Скульптор чуть не поперхнулся от неожиданности, так как в этот момент уплетал за обе щеки шоколадный торт.
— Я? В Петербурге? — удивился он. — Да ни Боже мой! Мне на старости лет не хватало подцепить пневмонию или плеврит российской зимой.
— Нет, а в самом деле? — оживился посланник. — Почему бы вам не подумать над нашим предложением? Все условия создадим на высшем уровне, стол, карета, материалы — за счет казны. Вы бы согласились на триста тысяч ливров?
Но мсье Жан-Батист, вытирая рот, замахал салфеткой:
— Нет, нет, ни в коем случае. Дело не в деньгах. Я действительно слишком стар для этой авантюры. Мне уже скоро шестьдесят. А поехать в Петербург надо лет на пять-шесть как минимум: на проект уйдет года два-три, плюс расчеты по установке на выделенном месте, плюс отливка и обработка… Протяну ли я столько времени, хватит ли энергии? Нет. Боюсь загадывать.

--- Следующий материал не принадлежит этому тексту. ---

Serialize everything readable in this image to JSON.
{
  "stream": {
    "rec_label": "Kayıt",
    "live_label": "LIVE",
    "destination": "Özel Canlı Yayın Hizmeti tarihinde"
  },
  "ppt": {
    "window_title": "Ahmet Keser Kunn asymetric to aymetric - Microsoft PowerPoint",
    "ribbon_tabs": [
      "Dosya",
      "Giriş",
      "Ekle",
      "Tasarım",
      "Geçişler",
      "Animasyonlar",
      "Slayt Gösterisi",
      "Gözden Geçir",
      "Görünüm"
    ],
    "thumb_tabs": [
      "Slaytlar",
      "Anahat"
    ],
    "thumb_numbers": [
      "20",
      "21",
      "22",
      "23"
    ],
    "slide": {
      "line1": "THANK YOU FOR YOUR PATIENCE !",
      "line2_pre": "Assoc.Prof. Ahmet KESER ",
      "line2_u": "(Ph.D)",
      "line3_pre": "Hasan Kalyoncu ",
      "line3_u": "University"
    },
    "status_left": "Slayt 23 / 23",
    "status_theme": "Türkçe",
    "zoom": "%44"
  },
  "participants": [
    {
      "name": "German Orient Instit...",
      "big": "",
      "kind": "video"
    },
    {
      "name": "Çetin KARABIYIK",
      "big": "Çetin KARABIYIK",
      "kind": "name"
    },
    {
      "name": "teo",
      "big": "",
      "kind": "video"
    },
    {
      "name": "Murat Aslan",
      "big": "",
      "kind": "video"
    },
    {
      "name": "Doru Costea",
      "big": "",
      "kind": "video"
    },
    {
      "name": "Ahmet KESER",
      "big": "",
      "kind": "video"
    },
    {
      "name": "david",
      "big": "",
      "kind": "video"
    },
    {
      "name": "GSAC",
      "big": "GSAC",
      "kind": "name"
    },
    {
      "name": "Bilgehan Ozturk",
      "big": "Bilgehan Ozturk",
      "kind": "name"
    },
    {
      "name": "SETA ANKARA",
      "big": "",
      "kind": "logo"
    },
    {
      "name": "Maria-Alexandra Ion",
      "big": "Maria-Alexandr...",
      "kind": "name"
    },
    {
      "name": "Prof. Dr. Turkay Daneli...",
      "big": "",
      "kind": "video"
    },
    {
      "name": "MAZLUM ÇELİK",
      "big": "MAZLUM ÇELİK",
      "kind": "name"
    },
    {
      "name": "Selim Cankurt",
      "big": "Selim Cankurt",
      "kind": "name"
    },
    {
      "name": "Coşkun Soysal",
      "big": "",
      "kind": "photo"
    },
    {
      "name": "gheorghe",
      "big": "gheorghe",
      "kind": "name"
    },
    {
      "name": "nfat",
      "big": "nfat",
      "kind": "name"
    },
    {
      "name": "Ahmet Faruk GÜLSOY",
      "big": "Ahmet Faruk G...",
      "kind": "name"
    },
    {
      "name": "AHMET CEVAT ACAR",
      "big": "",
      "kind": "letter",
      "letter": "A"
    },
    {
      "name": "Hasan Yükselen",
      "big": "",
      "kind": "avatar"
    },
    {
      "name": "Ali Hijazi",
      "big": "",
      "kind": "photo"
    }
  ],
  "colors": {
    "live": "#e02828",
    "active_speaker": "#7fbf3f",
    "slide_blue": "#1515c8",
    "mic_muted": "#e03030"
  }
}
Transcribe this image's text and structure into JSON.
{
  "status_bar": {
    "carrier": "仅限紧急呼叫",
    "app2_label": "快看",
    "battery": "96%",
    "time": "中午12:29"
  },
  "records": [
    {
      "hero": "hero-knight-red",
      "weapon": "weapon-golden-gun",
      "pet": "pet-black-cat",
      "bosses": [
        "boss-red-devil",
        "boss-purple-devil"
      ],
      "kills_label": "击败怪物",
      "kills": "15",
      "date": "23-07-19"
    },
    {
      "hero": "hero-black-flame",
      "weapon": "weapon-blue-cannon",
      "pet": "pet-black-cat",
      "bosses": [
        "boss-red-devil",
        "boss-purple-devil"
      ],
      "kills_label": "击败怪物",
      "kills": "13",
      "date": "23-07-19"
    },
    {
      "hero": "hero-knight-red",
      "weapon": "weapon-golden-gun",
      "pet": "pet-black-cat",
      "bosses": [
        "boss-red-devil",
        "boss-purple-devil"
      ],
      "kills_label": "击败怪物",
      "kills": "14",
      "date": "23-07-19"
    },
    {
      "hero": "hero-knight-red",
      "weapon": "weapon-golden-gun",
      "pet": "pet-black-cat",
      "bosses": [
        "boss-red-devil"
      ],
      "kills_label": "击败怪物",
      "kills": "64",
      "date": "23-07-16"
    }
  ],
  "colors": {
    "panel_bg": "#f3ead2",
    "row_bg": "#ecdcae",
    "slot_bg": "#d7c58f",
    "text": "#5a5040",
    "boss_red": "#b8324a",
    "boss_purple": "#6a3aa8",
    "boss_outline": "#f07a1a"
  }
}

Подыщите кого-то более молодого. — Сделав паузу, бросил: — Например, Фальконе.
Услыхав имя моего шефа, я невольно вздрогнула. Фальконе — в Петербург? Если согласится, значит, он уедет от меня лет на пять-шесть, как считает Лемуан. Или даже больше… Что же сделается со мною? Мне тогда исполнится двадцать, а ему пятьдесят. Может, встретившись, не узнаем друг друга…
— Фальконе — неплохая кандидатура, — отозвался Дидро. — Все его работы очень экспрессивны, эмоциональны. И его темперамент мог бы верно отразить темперамент неистового царя Петра.
Многие гости согласились. А Голицын ответил:
— Надо будет подумать… Познакомиться с ним, переговорить… Мадемуазель Колло, вы ведь служите у него на мануфактуре в Севре?
— Да, мсье.
— Не могли бы вы передать ему наши рассуждения? Что он скажет?
— Непременно передам, ваше сиятельство.
— И отдельно мы ему напишем — мэтр Лемуан и я.
— Хорошо, мсье.
— Значит, договорились.
В половине шестого вечера гости начали расходиться. Мы с Лемуаном тоже откланялись. А прощаясь с нами, Дмитрий Голицын произнес:
— Вы не думайте, мадемуазель Колло, о своем заказе моего портрета я не забыл. Мы вернемся к этой идее в ходе наших переговоров с Фальконе.
Я присела в книксене.
4
Первая реакция моего шефа тоже оказалась негативной. Он сказал:
— В Петербург? Да ни за какие коврижки. Климат в России вообще ужасный — летом очень жарко, а зимой страшные морозы. Петербург же сам стоит на болоте, так что там еще хуже. Население дикое. Представляете — моются в купальне все вместе, женщины и мужчины! Да и церковь у них другая. Тоже христианская, но богослужение греческое, папе не подчиняются. Нет, нет, слушать не желаю — добровольно обречь себя на такую каторгу!
У него вообще был взрывной характер — мог сначала вспыхнуть, как порох, и наговорить дерзостей, а потом быстро успокоиться и просить прощения за резкость. Так и тут: по прошествии суток говорил несколько иначе:
— Но с другой стороны, деньги нам не помешают. Я бы согласился на двести тысяч. За такую сумму можно и потерпеть пару лет в экстремальных условиях. Нет, Россия, конечно, дикая, но дворяне все говорят по-французски, так что языковых барьеров не будет. И Екатерина Вторая — по происхождению немка, значит, европейского человека всегда поймет. Переписывается с Дидро и Вольтером… Словом, «за» и «против» примерно равны. Дать согласие — вроде слишком смело, но и отказать — тоже вроде жалко… Впрочем, все мои рассуждения преждевременны: ведь ни Лемуан, ни Голицын никаких официальных предложений мне пока не делали. Не исключено, что нашли другую кандидатуру. Может быть, и к лучшему.
Но письмо князь все-таки прислал — он просил о встрече для серьезного разговора. Фальконе ответил, что в гостях у Лемуана будет спустя неделю, и могли бы там увидеться. Так и договорились.
Между тем я заметила у него на столе в кабинете книги о России. И об императоре Петре Первом. Я, в отсутствие хозяина, полистала тоже. Долго всматривалась в портрет царя. Личность, конечно, необычайно интересная. Превратил патриархальную Русь в европейскую державу. Был, с одной стороны, прост и демократичен, сам работал на верфи, удалял подчиненным больные зубы, а с другой — вздорен и жесток, лично рубил головы врагам. Даже, писали, что страдал припадками. Как передать в скульптуре этот противоречивый характер? И величие, и твердость, европейскость и русскость? Я не представляла.